Six–8-week-old CYLD homozygous, hetereozygous, and wild-type mice weighing 24–26 g were used for the experiments. Anesthesia was induced with 4% isoflurane for 30 s and then continued with 1–1.5% isoflurane in 30% oxygen and 69% N2O delivered via face mask to spontaneously breathing animals. TBI was induced after right parietal craniotomy by controlled cortical impact (CCI) as previously described [58] using an impact depth of 1 mm, a velocity of 8 m/s, and 150 ms contact time. Body temperature was continuously kept at 37 °C. After replacement of the bone flap with tissue glue and wound closure, animals were allowed to wake up and kept in a heating chamber kept at 34 °C for 1 h in order to avoid hypothermia. Buprenorphine (100 mg/kg) was administered i.p. t.i.d. in the first 48 h.

Measurement of intracranial pressure (ICP)

Twenty-four hours after trauma, animals were re-anesthetized. A burrhole was placed anterior to CCI craniotomy. ICP was measured via an intraparenchymal pressure sensor (ICP EXPRESS, Codman, Raynham, MA) over 5 min.

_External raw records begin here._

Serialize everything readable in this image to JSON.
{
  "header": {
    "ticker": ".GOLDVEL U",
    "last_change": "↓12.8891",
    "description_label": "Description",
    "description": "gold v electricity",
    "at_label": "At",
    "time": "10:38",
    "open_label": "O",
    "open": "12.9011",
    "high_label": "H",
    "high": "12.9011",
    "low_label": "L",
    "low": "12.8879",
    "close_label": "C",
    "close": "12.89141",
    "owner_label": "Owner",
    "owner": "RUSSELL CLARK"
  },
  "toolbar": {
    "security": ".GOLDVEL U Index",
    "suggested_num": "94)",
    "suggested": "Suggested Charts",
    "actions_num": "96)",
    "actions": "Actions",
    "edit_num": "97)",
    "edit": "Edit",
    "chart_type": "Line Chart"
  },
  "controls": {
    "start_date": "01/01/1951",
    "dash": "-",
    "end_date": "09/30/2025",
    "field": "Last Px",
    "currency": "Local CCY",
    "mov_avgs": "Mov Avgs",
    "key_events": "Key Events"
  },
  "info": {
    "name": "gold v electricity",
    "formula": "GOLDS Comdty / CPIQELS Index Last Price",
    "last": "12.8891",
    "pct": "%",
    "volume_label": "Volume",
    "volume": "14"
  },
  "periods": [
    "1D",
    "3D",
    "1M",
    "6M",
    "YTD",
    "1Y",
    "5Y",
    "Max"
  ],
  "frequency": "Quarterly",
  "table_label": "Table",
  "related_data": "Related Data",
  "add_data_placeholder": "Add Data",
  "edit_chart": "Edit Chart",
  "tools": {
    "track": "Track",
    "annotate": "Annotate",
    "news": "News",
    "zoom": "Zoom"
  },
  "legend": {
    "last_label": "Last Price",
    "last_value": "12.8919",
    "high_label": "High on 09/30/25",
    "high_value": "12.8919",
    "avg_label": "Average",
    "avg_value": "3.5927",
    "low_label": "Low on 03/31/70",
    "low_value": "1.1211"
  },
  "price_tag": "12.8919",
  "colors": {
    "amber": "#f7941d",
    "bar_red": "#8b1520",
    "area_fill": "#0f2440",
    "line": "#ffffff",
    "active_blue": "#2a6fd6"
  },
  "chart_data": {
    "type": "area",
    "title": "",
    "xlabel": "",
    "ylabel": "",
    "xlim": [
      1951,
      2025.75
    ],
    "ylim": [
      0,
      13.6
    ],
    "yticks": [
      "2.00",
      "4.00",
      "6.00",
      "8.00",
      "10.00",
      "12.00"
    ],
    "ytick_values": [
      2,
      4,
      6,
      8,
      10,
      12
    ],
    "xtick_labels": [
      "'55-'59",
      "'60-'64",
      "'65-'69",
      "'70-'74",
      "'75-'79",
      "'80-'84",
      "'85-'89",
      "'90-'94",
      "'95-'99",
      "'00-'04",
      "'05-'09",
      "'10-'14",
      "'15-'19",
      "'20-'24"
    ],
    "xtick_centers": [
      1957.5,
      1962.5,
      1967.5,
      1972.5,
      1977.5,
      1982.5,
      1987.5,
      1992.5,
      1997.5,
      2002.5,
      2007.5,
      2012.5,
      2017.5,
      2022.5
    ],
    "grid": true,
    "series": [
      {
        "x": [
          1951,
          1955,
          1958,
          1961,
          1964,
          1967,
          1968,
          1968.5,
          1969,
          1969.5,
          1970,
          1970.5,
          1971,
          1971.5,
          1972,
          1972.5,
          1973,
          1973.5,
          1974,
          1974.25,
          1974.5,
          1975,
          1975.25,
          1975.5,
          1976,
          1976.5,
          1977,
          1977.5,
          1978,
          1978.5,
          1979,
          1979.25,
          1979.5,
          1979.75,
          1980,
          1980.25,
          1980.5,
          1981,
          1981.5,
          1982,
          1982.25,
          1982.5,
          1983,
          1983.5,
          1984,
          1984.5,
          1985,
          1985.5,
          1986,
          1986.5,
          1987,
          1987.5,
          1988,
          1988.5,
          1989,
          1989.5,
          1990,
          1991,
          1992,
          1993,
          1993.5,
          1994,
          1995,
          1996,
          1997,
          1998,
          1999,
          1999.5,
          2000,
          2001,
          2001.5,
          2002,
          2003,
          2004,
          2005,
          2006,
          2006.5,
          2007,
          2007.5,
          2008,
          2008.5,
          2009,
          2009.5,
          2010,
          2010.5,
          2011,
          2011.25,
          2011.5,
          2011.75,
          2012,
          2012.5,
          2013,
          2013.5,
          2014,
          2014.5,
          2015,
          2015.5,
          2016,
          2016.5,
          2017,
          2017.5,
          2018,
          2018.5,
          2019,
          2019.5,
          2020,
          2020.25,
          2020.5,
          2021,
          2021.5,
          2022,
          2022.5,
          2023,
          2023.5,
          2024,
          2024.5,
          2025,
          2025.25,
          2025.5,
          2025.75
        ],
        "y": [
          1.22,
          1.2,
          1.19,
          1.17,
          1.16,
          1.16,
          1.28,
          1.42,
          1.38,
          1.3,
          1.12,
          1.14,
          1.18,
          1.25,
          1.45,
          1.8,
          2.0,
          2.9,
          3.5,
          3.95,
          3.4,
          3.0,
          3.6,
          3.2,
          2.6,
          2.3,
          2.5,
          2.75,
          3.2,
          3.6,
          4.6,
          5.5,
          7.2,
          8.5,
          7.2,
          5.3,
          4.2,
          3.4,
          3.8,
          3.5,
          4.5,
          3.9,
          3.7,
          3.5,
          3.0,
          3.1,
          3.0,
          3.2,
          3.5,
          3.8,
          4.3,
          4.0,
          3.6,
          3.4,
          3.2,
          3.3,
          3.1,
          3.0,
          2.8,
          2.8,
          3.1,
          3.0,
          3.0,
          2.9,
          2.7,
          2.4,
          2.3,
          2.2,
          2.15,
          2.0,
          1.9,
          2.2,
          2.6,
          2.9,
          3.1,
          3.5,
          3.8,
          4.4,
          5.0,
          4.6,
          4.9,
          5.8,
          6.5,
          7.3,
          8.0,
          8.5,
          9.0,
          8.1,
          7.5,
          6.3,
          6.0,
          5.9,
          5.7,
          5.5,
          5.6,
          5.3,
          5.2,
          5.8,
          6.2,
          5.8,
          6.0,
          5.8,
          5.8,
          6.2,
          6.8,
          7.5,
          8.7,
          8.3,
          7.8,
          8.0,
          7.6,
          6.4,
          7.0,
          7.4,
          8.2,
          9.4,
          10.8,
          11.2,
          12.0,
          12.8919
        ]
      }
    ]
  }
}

Assessment of lesion volume

Twenty-four hours or 7 days after CCI, animals were killed in deep isoflurane anesthesia; brains were removed and immediately frozen in powdered dry ice. In all, 10 µm coronal Cryo sections were prepared every 500 µm, stained according to Nissl, and then digitally photographed. The contusion area was measured using a standard image analysing system (analySIS 3.2 for Olympus DP-soft, soft imaging system, Muenster, Germany).

Brain water content

Brains were removed after 24 h and immediately cooled to 4 °C. Optical bulbs and cerebellum were removed, hemispheres were separated, and the wet weight was assessed. Dry weight was obtained after keeping the hemispheres at 100 °C for 24 h. Brain water content was calculated as the percentage of whole brain weight [58].